Sua internação às vésperas da posse, e sua morte no fatídico dia 21 de abril, lançaram o País em cinco anos de desgoverno Sarney e tornaram o processo de estabilização da economia muito mais difícil e doloroso. Naquele momento, Tancredo fez falta. O último ato da tragédia histórica protagonizada pelo mineiro não foi o único lance relevante de sua biografia. A renúncia de Jânio Quadros em agosto de 1961 poderia ter antecipado os anos de chumbo que viriam em 1964. No entanto, em poucos dias, Tancredo sacou do bolso uma solução parlamentarista que garantiu a posse de João Goulart, vice de Jânio, garantiu a governabilidade e adiou o golpe por dois anos e meio.

O advogado calvo e levemente barrigudo, de fala mansa e indisfarçável ar provinciano, era um mestre em conciliar adversários, construir pontes e costurar acordos que garantissem a governabilidade. Por isso, Tancredo continua fazendo falta. Se o mandato de Dilma Rousseff vai acabar antes do prazo ou não é uma questão ainda em aberto. Qualquer prognóstico é arriscado, mutáveis como são as coisas na política. Mas é evidente que, com as contas do primeiro mandato prestes a serem rejeitadas pelo Tribunal de Contas da União (TCU) e sem apoio de seu partido, Dilma enfrenta seu momento mais difícil.

Também mineira, a presidente teria de ser uma raposa política para conduzir a nave do governo de maneira segura ao longo das águas agitadas de julho e potencialmente tempestuosas em agosto, mês azarado para os presidentes brasileiros – Getúlio Vargas e Jânio que o digam. No entanto, com a popularidade em baixa e tendo de enfrentar um Congresso abertamente, Dilma precisaria, para governar, de uma capacidade de diálogo de que não dispõe. Isso está demonstrado em sua entrevista à Folha de S. Paulo da terça-feira 7. “Eu não vou cair. Eu não vou, eu não vou. (…) As pessoas caem quando estão dispostas a cair. Não estou. Não tem base para eu cair. E venha tentar, venha tentar”, disse Dilma, chamando a si as tensões.

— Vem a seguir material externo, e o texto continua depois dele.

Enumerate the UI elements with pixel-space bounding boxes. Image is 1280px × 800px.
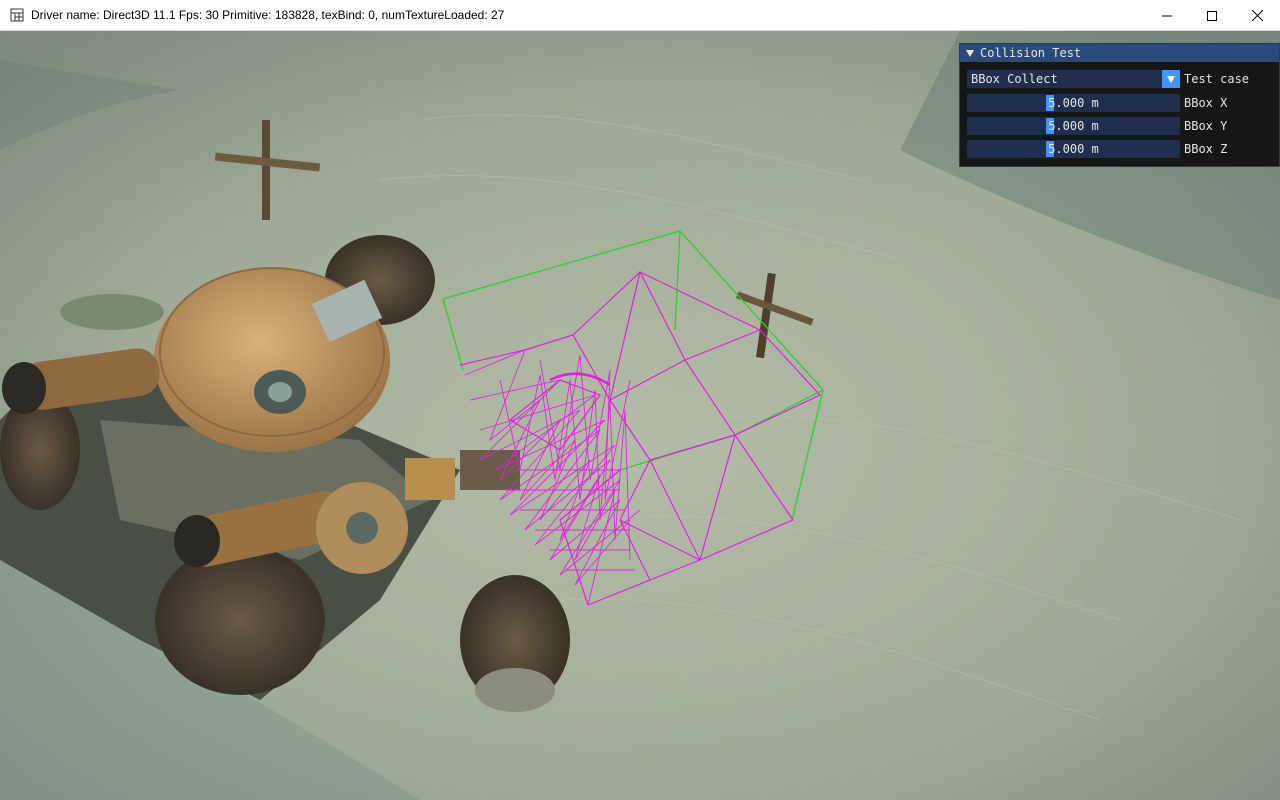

Tivesse um Tancredo a seu lado, provavelmente suas declarações teriam sido bem mais conciliadoras. Basta lembrar de sua capacidade de desarmar bombas. Em 1982, quando costurou a união de seu moderado PP com o então aguerrido PMDB, Tancredo teve de enfrentar muitas resistências dentro dos dois partidos. Sua resposta à pergunta de uma repórter sobre os desentendimentos entre os caciques de ambas agremiações ficou na história. “Minha filha”, disse ele, “não há nenhum desentendimento, longe disso; o que acontece é que não há entendimento.” Pena que Dilma dificilmente vai desenvolver essa serenidade.